İlk kez Almanya’da kullanılan bu kavram ile geniş makine ağları yapay zekalar ile birbirine bağlanacak ve fabrikalarda işlevi gittikçe azalan insanlara neredeyse gerek kalmayacaktı. İnsani zaaflardan arındırılacak seri üretimler ile hedeflenen, maliyeti çok az olan robot işçilerle muhatap olmak. Dünya Ekonomik Forumu’nun Kurucusu ve Başkanı olan Klaus Swap, “yaşamlarımızı, işimizi ve ilişkilerimizi temelinden değiştirecek bir devrimin başındayız” ifadeleriyle işin ciddiyetini ortaya koyuyor. Öyle ki,Dünya Ekonomik Forumu’na göre bu yenilik, dünyada üretiminin lokomotifi olan 15 ülkede 5 milyondan fazla insanı işsiz bırakacak. Birkaç yüz bin kişinin iş bulduğu ya da işsiz kaldığı haberlerinin Avrupalıları ne düzeyde etkilediği düşünülürse, çoğunluğu ABD ile birlikte kendi coğrafyalarında yaşanacak 5 milyon iş kaybının nasıl bir kaos yaratacağını hayal etmek zor değil.

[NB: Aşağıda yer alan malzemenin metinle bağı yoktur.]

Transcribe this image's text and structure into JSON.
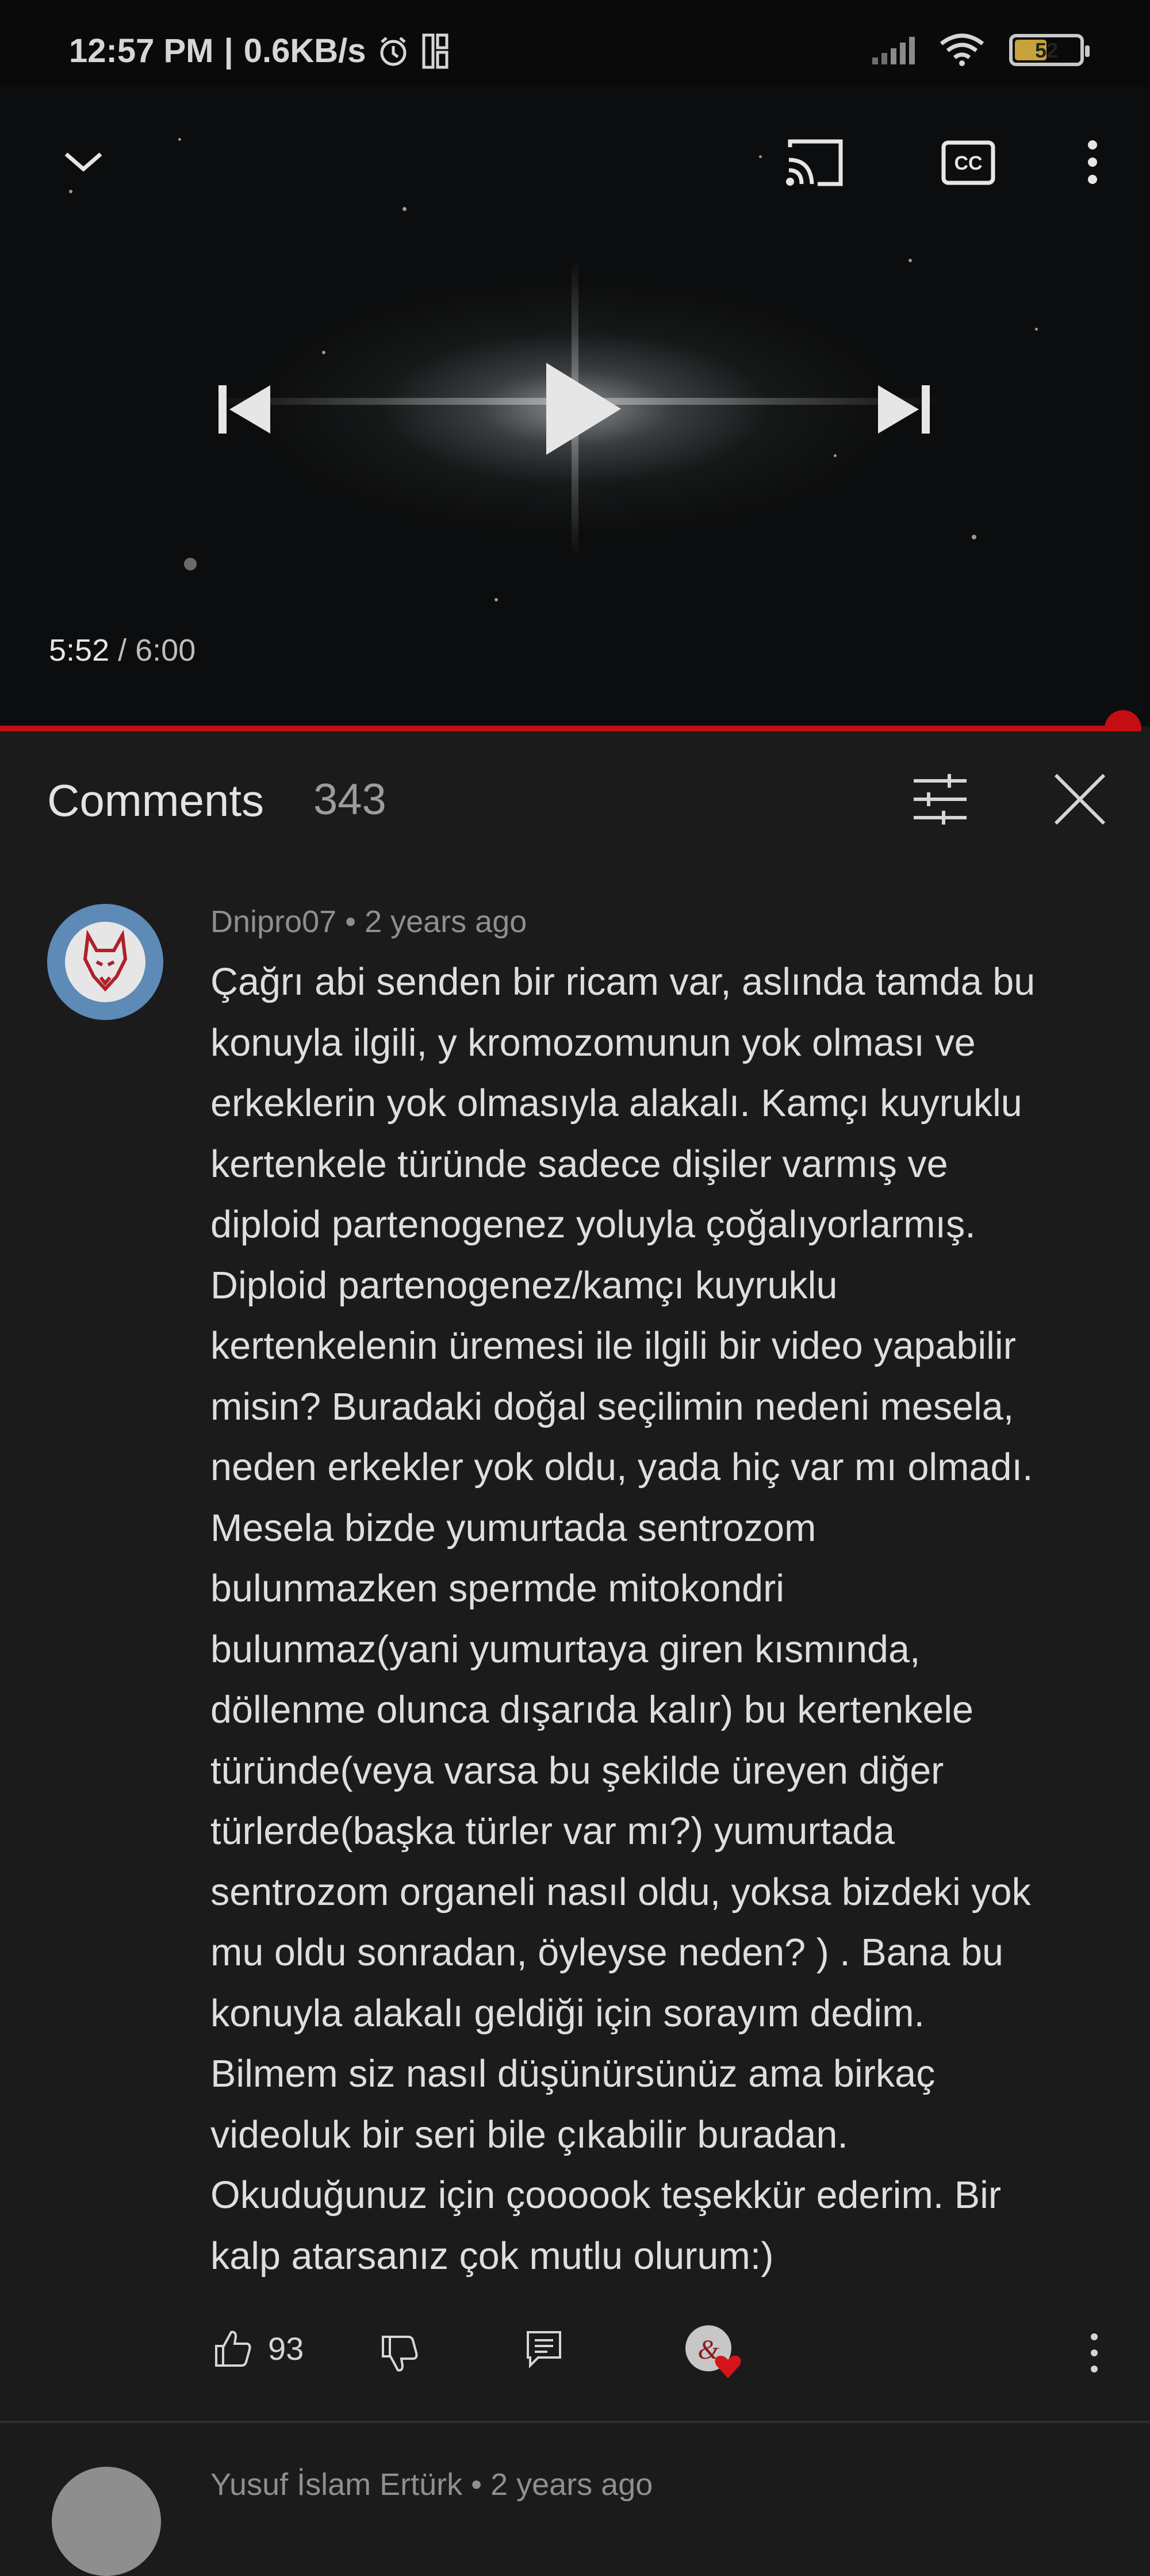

Bizler iş kaybı üzerinden korkularla boğuşaduralım, Yapay Zeka üzerinden somutlaşan bu kapsamlı sanayi değişikliği Batılı iş adamlarını şimdiden heyecanlandırmışa benziyor. İş gücünün çok ucuz olduğu Çin gibi ülkelerle yarışmakta zorlanan Batı sermayesi, yüksek işçi maliyetinden kurtulacak günlerin hayalini kuruyor ve bu hayal için adımlar atmaya başlamış bile. Gece gündüz mesaisi olmadan, izin kullanmayan, resmi tatil yapmayan, sendikal haklarıyla yasalara yaslanmayan 'paslanmaz işçiler'in kazançlarını ne kadar artıracağının hesabını bile yapmış olabilirler. Sermayeyi tatlı hayallere daldıran bu geleceğin, dünyayı ne hale getireceği ise kestirilemiyor. Son yıllarda yükselen düşük oranlı işsizlik ve gelir düzeyindeki düşüş nedeniyle sokakları savaş alanına çeviren Avrupalı işçilerin, işlerini makinelere kaptırdıklarında neler yapabileceklerini hep birlikte göreceğiz.